Next month, Smith will travel to England to meet with Scarlett & Fern to collaborate on designs for lampshades.
As a kid and young adult, Smith, 41, did traditional drawing and painting.
“But, quite frankly, it wasn’t very good. In fact, it was crap,” said Smith with a laugh.
After moving from Saskatchewan to Kelowna in 2001, she worked as a secretary and for a couple of years at the Kelowna Art Gallery.
After having her two kids, now aged 11 and eight, and staying at home with them, she started to play with art again.
Her father-in-law had given her a digital camera to take pictures of the kids to send him overseas, where he was living and missing his grandchildren.

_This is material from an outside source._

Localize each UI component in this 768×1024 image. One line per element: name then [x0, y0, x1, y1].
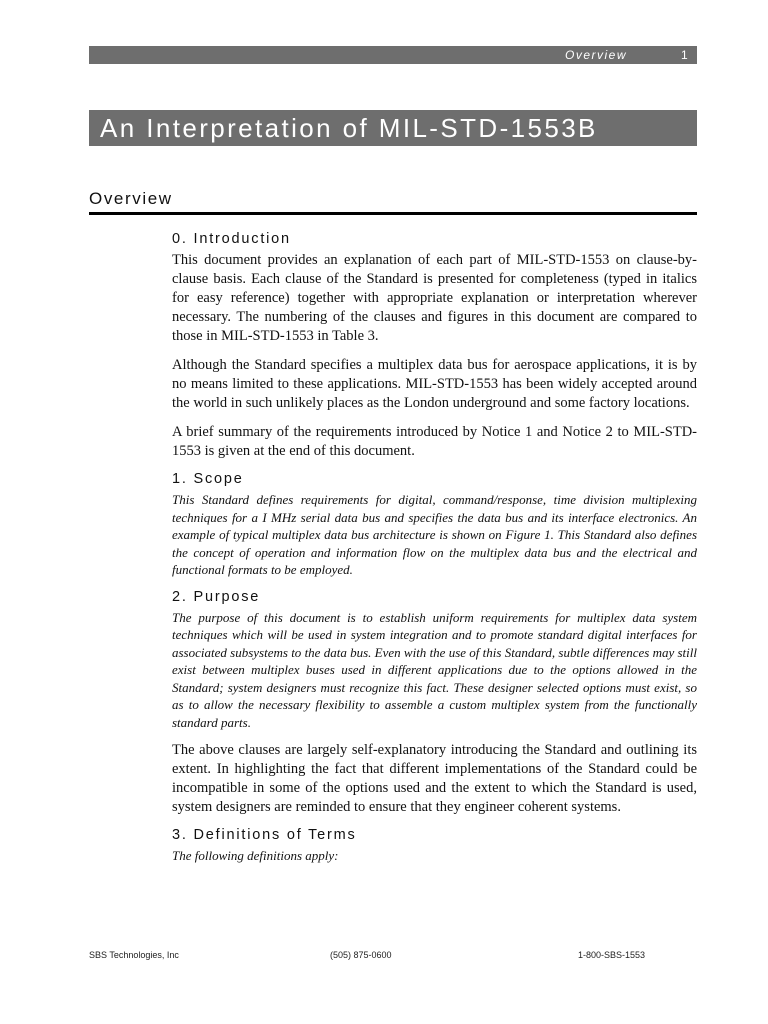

Smith certainly took those photos, but also started an eclectic collection of pictures of everything from colourful assemblages of foam circles to torn-up pieces of paper.
“I’d just work on them with Photoshop for a half-hour or an hour at a time on the computer because those were the time frames I was allowed with young kids,” she said.
“The images kind of crystallize and take on a painterly effect in graphic design. I guess it’s what they call photography-based digital mixed media.”
Naturally, Smith’s own West Kelowna home is pretty funky.
The living room, in particular, is all bright colours with a jukebox, wildly patterned lampshades and throw pillows, a huge Coke sign on the two-storey wall and a purple swivel chair.
It was featured on the My Favourite Room page of the Globe and Mail newspaper in November.
“Bold, colourful designs are really trending in fashion and home decor right now,” said Smith.
“Now is my time. For the first time, my art is becoming lucrative. It’s really what I’ve been dreaming of. I’m going to have to get an agent next.”